子どもを異文化にスムーズに適応させるには、まず親自身が、自分の文化と異文化を客観的に観察し、両者のよい点を積極的に受入れる態度を持つことが必要です。親の文化観が偏っていると、子どもはどの文化に対しても誇りを持てなくなります。異質な文化を受け入れる前提は、自文化への誇りを持つことです。自己への自信があるから他者を受け入れる余裕が生まれるわけです。

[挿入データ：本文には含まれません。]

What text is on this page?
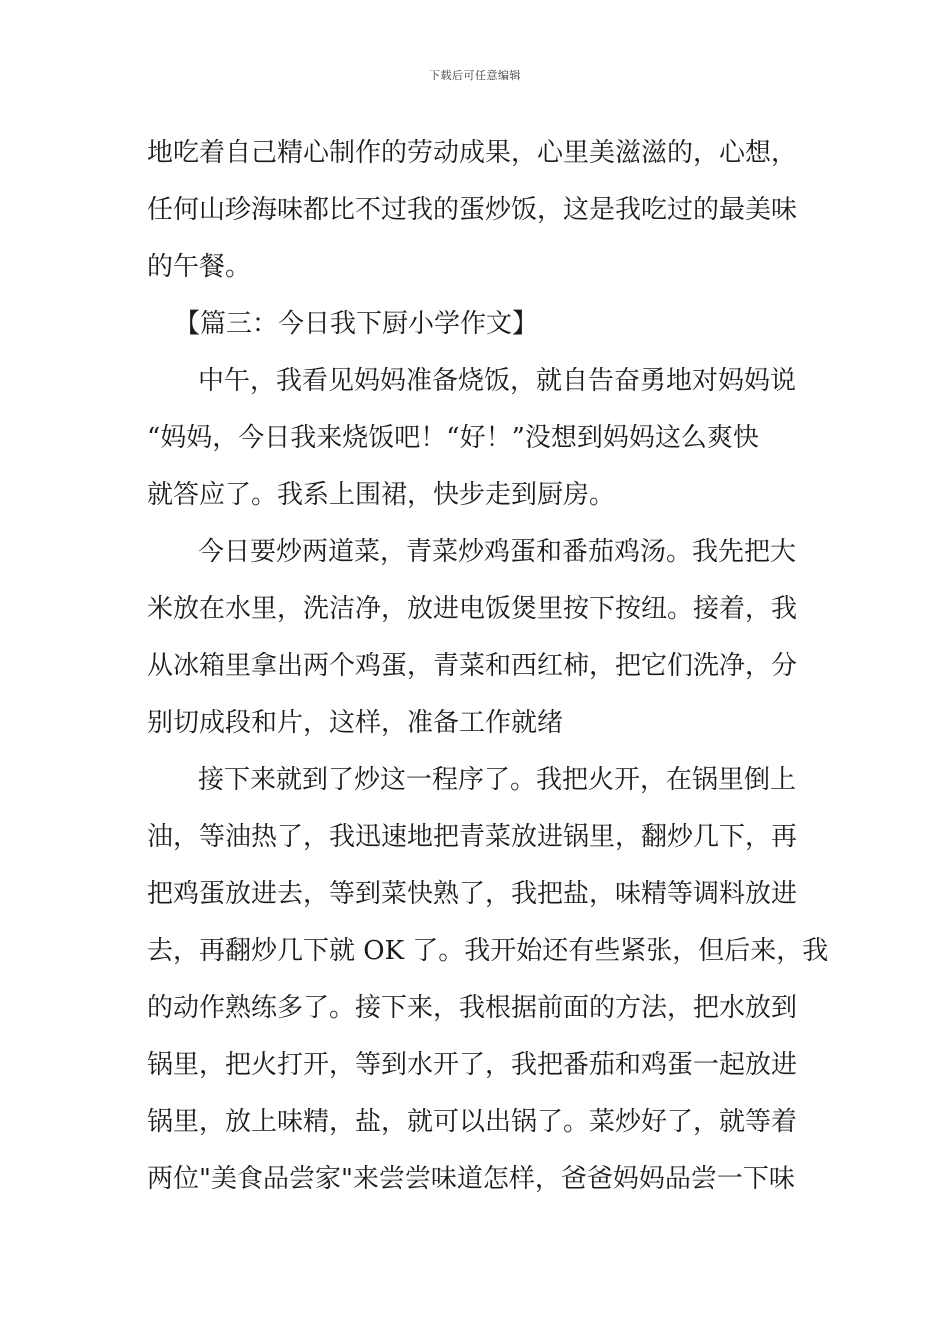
下载后可任意编辑
地吃着自己精心制作的劳动成果，心里美滋滋的，心想，
任何山珍海味都比不过我的蛋炒饭，这是我吃过的最美味
的午餐。
【篇三：今日我下厨小学作文】
中午，我看见妈妈准备烧饭，就自告奋勇地对妈妈说
“妈妈，今日我来烧饭吧！“好！”没想到妈妈这么爽快
就答应了。我系上围裙，快步走到厨房。
今日要炒两道菜，青菜炒鸡蛋和番茄鸡汤。我先把大
米放在水里，洗洁净，放进电饭煲里按下按纽。接着，我
从冰箱里拿出两个鸡蛋，青菜和西红柿，把它们洗净，分
别切成段和片，这样，准备工作就绪
接下来就到了炒这一程序了。我把火开，在锅里倒上
油，等油热了，我迅速地把青菜放进锅里，翻炒几下，再
把鸡蛋放进去，等到菜快熟了，我把盐，味精等调料放进
去，再翻炒几下就 OK 了。我开始还有些紧张，但后来，我
的动作熟练多了。接下来，我根据前面的方法，把水放到
锅里，把火打开，等到水开了，我把番茄和鸡蛋一起放进
锅里，放上味精，盐，就可以出锅了。菜炒好了，就等着
两位"美食品尝家"来尝尝味道怎样，爸爸妈妈品尝一下味
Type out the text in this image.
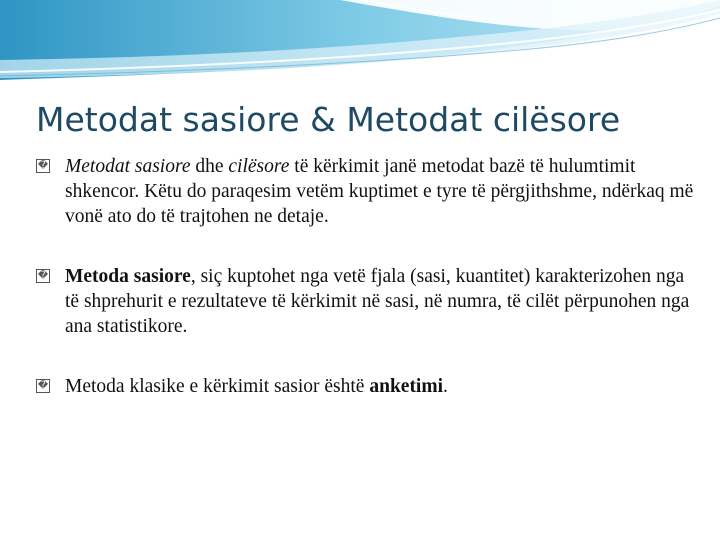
Metodat sasiore & Metodat cilësore
� Metodat sasiore dhe cilësore të kërkimit janë metodat bazë të hulumtimit shkencor. Këtu do paraqesim vetëm kuptimet e tyre të përgjithshme, ndërkaq më vonë ato do të trajtohen ne detaje.
� Metoda sasiore, siç kuptohet nga vetë fjala (sasi, kuantitet) karakterizohen nga të shprehurit e rezultateve të kërkimit në sasi, në numra, të cilët përpunohen nga ana statistikore.
� Metoda klasike e kërkimit sasior është anketimi.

世界は異質なものから成り立っていて、文化や習慣に上下や優劣はない。自分の文化を大切にするのと同じように他者の文化も尊重する。そんな多様な価値観に触れる機会を日常生活の中でたくさん経験させることが大切です。
| 欧米流の子育て文化に学ぶ
日本と欧米のコミュニケーション方法には大きな違いがあります。欧米では自分の意見や考えを表現しないと「理解していない」「表現する能力がない」と判断されてしまいます。子どもに国際性を身につけさせる第一歩として欧米流の子育てを少し勉強してみましょう。
(1) 子どもの人格を認める
欧米では子どもといえども「一人の人格者」として扱います。子どもの意見や考えを尊重し、一人前に扱うことによって自立心を育てます。同時に一人の人格者としてのマナー、エチケット、道徳など社会的責任を教えます。欧米の子育ての根底にあるのは自立心の強い子どもに育てることです。
(2) コミュニケーション能力を育てる
コミュニケーション能力の育成は、家庭教育で最も重視されます。幼い頃から自分の考えを言葉で伝えることが訓練されます。親は子どもの話を真剣に聞き、同時に子どもは相手の話をしっかり聞くことが要求されます。意見の衝突があった時には当事者の話し合いによって解決することを学びます。
(3) 自主的な積極性を育てる
自主的な積極性がなければ、欧米社会で生き抜くことはできません。幼い子どもでも自分でできることはやらせます。また自分でしたいことを子どもに選ばせ、やらせます。親はできるだけ手出し口出しをせずに見守ることで子どもの自主性、積極性を育てます。
(4) 家事分担で社会性を育む
欧米社会はコミュニティの一員として自覚と責任ある行動が強く求められます。家事の手伝いを子どもに分担させることで、家族の一員としての自覚と社会性を育てます。また手伝いの報酬として小遣いを渡すことで労働の意味と価値、金銭感覚を育てます。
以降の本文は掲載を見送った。